All of us are exposed to investment firms, investment advisors, advertisements, articles, CDs, Websites, and seminars that use single investment incidences and exceptions to project incredible and impossible annual investment returns of 100%, 50%, and 30% to get the attention of the investing naïve and the greedy unsuspecting.

Warren Buffett, in 1999, reportedly made the uncharacteristically bold guarantee that he could earn 50% profits on a portfolio of common stocks each year -- under one condition; he has yet to explain the condition.

Keep in mind that those who even suggest or possibly promise frequent or consistent annual investment returns of 100%, 50%, and 30% cannot deliver.

If the higher ranges of these investment rates of return were possible to achieve on a consistent basis, a small number of investors -let's just say only 1000 investors each starting with just $100,000.00- would have just about all of the money in the world in the not too distant future.

Since these returns are commonly suggested to be in the realm of possibility, the purveyors, or should I say predators, of these investment returns should not have to be promoting their investment scams and they should have about all of the money in the world by now; there shouldn't be any money left in the world for either you or for me to retire.

If you will apply a simple investment approximation, the rule of 72, by dividing 72 by a selected, annual compound rate of return to determine the number of years it will take capital to double at the assumed interest rate, you will quickly conclude that inflated investment returns cannot be a possibility.

The lower the interest rate assumption, the closer the approximation to the actual:

  • At a 10% compound annual rate of return, capital will double about every 7.2 years; 72 divided by 10.
  • At a 30% compound annual rate of return, capital will double about every 2.4 years; 72 divided by 30.
  • At a 50% compound annual rate of return, capital will double about every 1.4 years; 72 divided by 50.
  • At a 100% compound annual rate of return, capital will double about every 8 months (actual, 1 year) ; 72 divided by 100.

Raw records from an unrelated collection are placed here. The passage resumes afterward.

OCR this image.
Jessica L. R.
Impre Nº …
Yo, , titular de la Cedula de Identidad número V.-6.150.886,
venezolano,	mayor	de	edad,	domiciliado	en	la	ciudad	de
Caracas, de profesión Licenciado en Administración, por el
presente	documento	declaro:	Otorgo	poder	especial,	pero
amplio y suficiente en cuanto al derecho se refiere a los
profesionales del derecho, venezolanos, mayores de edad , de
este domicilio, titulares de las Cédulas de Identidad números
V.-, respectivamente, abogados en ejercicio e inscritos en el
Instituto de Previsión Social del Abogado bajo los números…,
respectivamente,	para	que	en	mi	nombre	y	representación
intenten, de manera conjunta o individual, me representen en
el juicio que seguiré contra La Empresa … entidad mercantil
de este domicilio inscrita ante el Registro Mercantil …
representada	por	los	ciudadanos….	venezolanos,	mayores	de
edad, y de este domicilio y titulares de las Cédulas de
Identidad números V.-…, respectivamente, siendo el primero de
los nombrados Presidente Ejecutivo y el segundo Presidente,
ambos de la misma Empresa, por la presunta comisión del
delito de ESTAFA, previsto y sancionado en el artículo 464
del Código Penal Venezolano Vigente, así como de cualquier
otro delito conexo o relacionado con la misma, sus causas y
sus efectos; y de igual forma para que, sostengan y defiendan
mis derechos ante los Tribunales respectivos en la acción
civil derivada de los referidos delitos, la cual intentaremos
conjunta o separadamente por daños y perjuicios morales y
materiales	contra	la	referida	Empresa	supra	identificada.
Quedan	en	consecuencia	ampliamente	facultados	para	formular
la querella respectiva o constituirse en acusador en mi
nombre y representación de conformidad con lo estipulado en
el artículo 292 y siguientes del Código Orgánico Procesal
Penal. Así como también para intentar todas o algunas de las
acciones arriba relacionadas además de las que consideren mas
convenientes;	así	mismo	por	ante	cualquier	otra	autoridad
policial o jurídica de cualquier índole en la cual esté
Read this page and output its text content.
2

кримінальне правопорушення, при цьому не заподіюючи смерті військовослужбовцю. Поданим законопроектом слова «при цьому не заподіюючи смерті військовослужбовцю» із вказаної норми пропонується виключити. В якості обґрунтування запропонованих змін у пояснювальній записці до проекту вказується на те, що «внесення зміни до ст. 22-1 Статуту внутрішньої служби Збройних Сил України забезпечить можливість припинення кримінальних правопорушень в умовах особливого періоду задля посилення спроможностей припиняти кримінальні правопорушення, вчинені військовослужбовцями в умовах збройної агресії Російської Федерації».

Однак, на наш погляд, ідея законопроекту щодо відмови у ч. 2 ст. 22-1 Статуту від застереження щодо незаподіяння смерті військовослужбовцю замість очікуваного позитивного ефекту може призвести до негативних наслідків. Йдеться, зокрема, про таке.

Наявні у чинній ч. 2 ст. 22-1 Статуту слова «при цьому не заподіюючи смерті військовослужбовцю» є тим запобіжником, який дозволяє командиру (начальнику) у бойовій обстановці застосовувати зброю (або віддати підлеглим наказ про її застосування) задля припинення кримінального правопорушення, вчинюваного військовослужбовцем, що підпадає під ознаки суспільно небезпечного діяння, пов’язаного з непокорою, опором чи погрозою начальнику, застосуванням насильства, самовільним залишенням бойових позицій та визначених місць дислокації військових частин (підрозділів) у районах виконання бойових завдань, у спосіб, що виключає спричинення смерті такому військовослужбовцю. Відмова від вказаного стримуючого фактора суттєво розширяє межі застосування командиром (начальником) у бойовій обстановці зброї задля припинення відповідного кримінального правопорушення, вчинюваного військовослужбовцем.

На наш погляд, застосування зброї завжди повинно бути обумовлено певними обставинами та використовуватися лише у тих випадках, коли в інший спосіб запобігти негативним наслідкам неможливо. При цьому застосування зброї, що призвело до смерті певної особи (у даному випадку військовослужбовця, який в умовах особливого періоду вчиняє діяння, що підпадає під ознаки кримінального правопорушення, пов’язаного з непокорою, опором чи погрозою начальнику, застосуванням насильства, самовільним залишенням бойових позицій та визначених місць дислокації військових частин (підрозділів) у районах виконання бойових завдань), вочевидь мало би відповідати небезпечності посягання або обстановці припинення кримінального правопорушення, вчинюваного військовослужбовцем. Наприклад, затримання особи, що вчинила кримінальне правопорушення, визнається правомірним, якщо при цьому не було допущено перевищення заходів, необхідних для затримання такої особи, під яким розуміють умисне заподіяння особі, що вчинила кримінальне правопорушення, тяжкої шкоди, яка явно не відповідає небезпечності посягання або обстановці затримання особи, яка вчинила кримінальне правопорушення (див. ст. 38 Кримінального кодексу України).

That said, keep in mind, that back here on planet earth that a $40.00 equity just going to $43.00 in a year, a 7.5% return on capital, a $30.00 equity just going to $33.00 in a year, a 10% return on capital, or a $20.00 equity just going to $22.00 in a year and declaring a $1.00 dividend, a 15% return on capital, are realistic investment return expectations for an investor seeking primarily capital growth and willing to assume moderate investment risk with occasional variances above and below these constant investment returns in extreme and unusual investment circumstances; best of all, you can deliver.